Monday 4 May 2020

State of Alarm - day Forty Eight

Another gloriously warm day. I was a little slow getting started this morning with a load of washing to do after breakfast, and then had an unexpected call from Owain just as I was about to set off on my morning walk, which put me behind schedule, not that it matters that much. There aren't many walkers out. More people go about business in cars on weekdays, it seems to me. Having completed this week's Bible Study last night, I recorded and edited it after lunch then emailed it to Dave for uploading.

I then drove up to the recycling point with a month's worth of sorted stuff to dispose of in the neatly ordered receptacles near 'Es Cuco'. After that I completed the second half of the day's walk. Rosi told me to look out for wild orchids, which appear at this time of year, but no luck so far, though I do see new flowers emerging which weren't there a month ago.

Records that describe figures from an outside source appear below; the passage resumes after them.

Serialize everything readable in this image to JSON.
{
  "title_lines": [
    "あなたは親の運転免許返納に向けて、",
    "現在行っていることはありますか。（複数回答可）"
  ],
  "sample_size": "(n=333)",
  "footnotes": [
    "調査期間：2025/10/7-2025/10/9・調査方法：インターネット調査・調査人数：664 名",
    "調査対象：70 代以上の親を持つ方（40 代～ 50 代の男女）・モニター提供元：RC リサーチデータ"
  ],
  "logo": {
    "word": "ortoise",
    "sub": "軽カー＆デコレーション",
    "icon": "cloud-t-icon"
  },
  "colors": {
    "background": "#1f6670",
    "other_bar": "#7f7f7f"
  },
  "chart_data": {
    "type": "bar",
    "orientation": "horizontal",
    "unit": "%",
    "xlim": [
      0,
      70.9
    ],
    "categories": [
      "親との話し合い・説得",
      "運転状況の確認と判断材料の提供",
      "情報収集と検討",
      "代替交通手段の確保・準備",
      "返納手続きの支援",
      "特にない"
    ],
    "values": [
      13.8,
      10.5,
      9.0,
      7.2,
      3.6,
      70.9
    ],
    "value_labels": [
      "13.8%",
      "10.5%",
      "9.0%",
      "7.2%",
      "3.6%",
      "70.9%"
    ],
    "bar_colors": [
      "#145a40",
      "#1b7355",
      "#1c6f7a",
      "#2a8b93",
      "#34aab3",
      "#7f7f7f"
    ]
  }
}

After supper, for a change, I relaxed on the bed, listening to the Leningrad Symphony number 7 by  Shostakovich, written as a memorial to those who died during the three year Nazi siege of city, over a million civilians and several million soldiers on both sides. I was fascinated to learn that it was performed in the city under siege in 1942, and that a microfilmed orchestra score was smuggled to the USA and performed there live a few months later under the direction of Arturo Toscanini. It is still performed in the city's cemetery in honour of the 600,000 war victims buried there. Great music in every sense of the word. 

I wonder how the world will remember covid-19 pandemic victims once monitoring, treatments and vaccines are universally available? It may be slowing down, but it's far from over. We have yet to see the impact this will have on very poor countries. Will it end up being as high as the fifty million victims of the 1918 pandemic?